Yes, a barn can (very roughly) be taken as a representation of the probability of a certain decay process occuring. It's historically based in scattering and fixed target experiments.

I wouldn't say a proof of QG will come from LHC, just that we might see what looks like black holes evaporating, dependant on lots of things (backgrounds, relative intensities, cross sections etc etc). How this links to QG I'm not entierly sure, not being an expert on it... My work recently has been looking at techniques for more accurate event reconstruction in linear collider vertex detectors, but as I say I've picked up a fair bit of info on black holes at LHC from a friend who's been looking into them.

7. May 23, 2005

wolram

James may i give you this,
http://arxiv.org/PS_cache/gr-qc/pdf/9603/9603064.pdf [Broken]

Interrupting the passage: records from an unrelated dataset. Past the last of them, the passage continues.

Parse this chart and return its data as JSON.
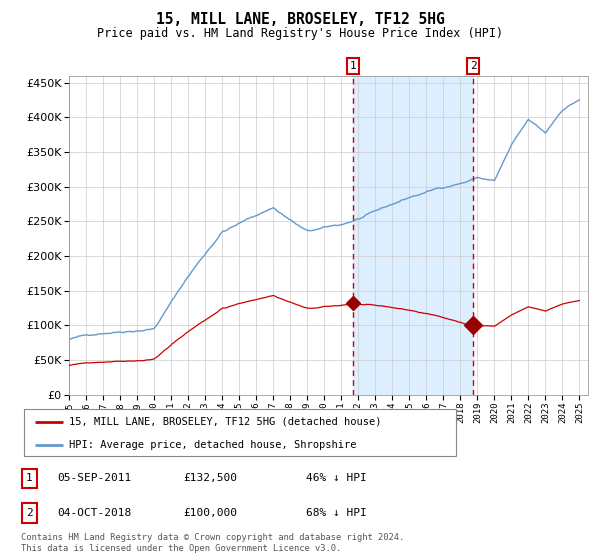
{
  "title": "15, MILL LANE, BROSELEY, TF12 5HG",
  "subtitle": "Price paid vs. HM Land Registry's House Price Index (HPI)",
  "legend_line1": "15, MILL LANE, BROSELEY, TF12 5HG (detached house)",
  "legend_line2": "HPI: Average price, detached house, Shropshire",
  "transaction1_date": "05-SEP-2011",
  "transaction1_price": 132500,
  "transaction1_pct": "46% ↓ HPI",
  "transaction2_date": "04-OCT-2018",
  "transaction2_price": 100000,
  "transaction2_pct": "68% ↓ HPI",
  "footer": "Contains HM Land Registry data © Crown copyright and database right 2024.\nThis data is licensed under the Open Government Licence v3.0.",
  "hpi_color": "#6699cc",
  "price_color": "#cc0000",
  "vline_color": "#cc0000",
  "shade_color": "#ddeeff",
  "marker_color": "#990000",
  "ylim_min": 0,
  "ylim_max": 460000,
  "transaction1_year": 2011.67,
  "transaction2_year": 2018.75
}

Last edited by a moderator: May 2, 2017
8. May 23, 2005

James Jackson

You may. Interesting paper - would you like me to comment on it in some way?

9. May 24, 2005

wolram

Please, i am interested in the possibility that HR will give a signature of
QG in future cern experiments. I only know what i have read an could
have the wrong end of the stick.

10. May 24, 2005

James Jackson

What the paper seems to be saying is that if loop gravity is a correct theory (and I know nothing about it...) then macroscopic black holes will emit thermal Hawking Radiation, and not some horrifically over quantised spectrum that had been previously derived using a niaeve method.

As a sidenote, the curve you get from Hawking radiation resembles a black body curve very closely, except there are small pertubations due to things called grey body factors.

So... If we see black hole evaporation at the LHC, and we can separate it from backgrounds etc, we should be able to get a curve representing the Hawking Radiation, in which case, following that paper, it looks like a point for the predictions of quantum loop gravity.

That's my take on it anyway, it's not an overly complex paper at all, so I think I've got the right end of the stick.

11. May 24, 2005

wolram

Thankyou JAMES

Some thing to look for in future papers i hope.

12. May 24, 2005

James Jackson

Got to get the accelerator and detectors working first... They've started lowering the accelerator magnets now, which is nice.